Кукушка прокуковала 9, когда он вышел в столовую. Расписанные морозом окна искрились и сквозили розово-золотистым солнцем. Прижившаяся у них старушка-богаделка доложила, что барыня чем свет вышли и сулились вернуться к чаю. Он подумал: «В церковь пошла, должно быть, милая моя монашка», как Даринька явилась, радостная, румяная с мороза, ахнула, что он уж встал, и смущенно стала показывать покупки. Оказалось, что это не наряды, как он подумал, а лиловый бархат, шелка и канителька, на покров Анастасии-Узорешительнице, по обещанию. Она виновато просила простить ее, что потратила уйму денег, чуть не двенадцать рублей, серебром, но «очень надо, по обещанию». Он вспомнил, как она вчера плакала дорогой, как умильно ласкала у Фельша девочку, называла ее «пушинкой», молилась ночью… – привлек к себе на колени и пошептал. Она застыдилась и вздохнула.
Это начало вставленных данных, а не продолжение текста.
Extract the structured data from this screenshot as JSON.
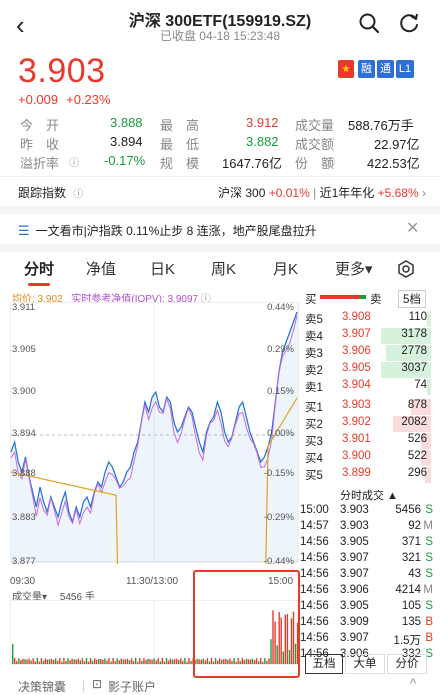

Все было радостное в тот день, как в детстве. Празднично пахло елкой из передней, натертыми полами под мастику – всегда к Рождеству с мастикой! – ручки дверей были начищены и обернуты бумагой, мебель стояла под чехлами, люстра сквозила за кисейкой, окна глазели пустотой и ждали штор, – все обновится в праздник; только иконы сияли ризами, венчиками из розочек, голубыми лампадками Рождества. Эта праздничность вызвала в нем забытые чувства детства. Он сказал ей, что ему радостно, как в детстве, и это она, Даринька, совершила такое чудо преображения. Она так вся и засияла, сложила руки ладошками под шеей, сказала: «Все ведь чудо, святые говорили… а наша встреча?!..» – и осветила лучистыми глазами.

– Этот единственный ее взгляд всегда вызывал во мне неизъяснимое чувство… святости? – рассказывал Виктор Алексеевич. – Я мог на нее молиться.

Она все знала, будто жила с ним в детстве, Сказала, что завтра будут, пожалуй, поздравители и надо накрыть закуску: будут с крестом священники, приедут сослуживцы. Она разыскала по чуланам все нужное, оставшееся ему в наследство, праздничное: с детства забытые тарелки, в цветных каемках, «рождественские» с желтой каемочкой – для сыра, с розовой – для колбас, с черно-золотенькой – икорная, хрустальные графины, серебряные ножи и вилки, стаканчики и рюмки, камчатные скатерти, граненые пробки на бутылки… – и он неприятно вспомнил, как та, все еще именующаяся г-жей Вейденгаммер, отослала ему «всю вашу рухлядь».

Теперь эта рухлядь пригодилась. За детьми он решил поехать утром, перед визитами. Игрушки уже были куплены: Аничке-кукла-боярышня, а Вите – заводной, на коне, гусарчик, правая ручка в бок. Выбрала сама Даринька: с детства о нем мечтала.

Виктор Алексеевич знал, что придется пойти ко всенощной: такой праздник, и Дариньке будет грустно, если он не пойдет. Стало темнеть, и Даринька сказала, что хочет поехать в Кремль, в Вознесенский монастырь. Почему непременно в Вознесенский? Она сказала, смутясь, что так надо, там очень уставно служат, поют как ангелы и она «уже обещалась». Он пошутил: не назначено ли у ней свидание? Она сказала, что там придел во имя Рождества Иоанна Крестителя, а он родился по ангельскому вещанию, от неплодной Елисаветы… – там упокояются двенадцать младенчиков-царевен и шестнадцать цариц, даже на кровле башенки в коронах… и младенчикам молятся, когда в таком положении… и еще поясок, если носить с подспудных мощей благоверной княгини Ефросинии, то разрешает… Даринька смутилась и умолкла. Он спросил, что же разрешает поясок. Она пытливо взглянула, не смеется он он над ней. В милых глазах ее робко таились что-то… – надежда, вера? – и он подавил улыбку. Она шепнула смущенно, в полумраке, – лампу еще не зажигали, светила печка. – доверчивым, детским шепотом, что «разрешает неплодие, и будут родиться детки». Он обнял ее нежно. Она заплакала.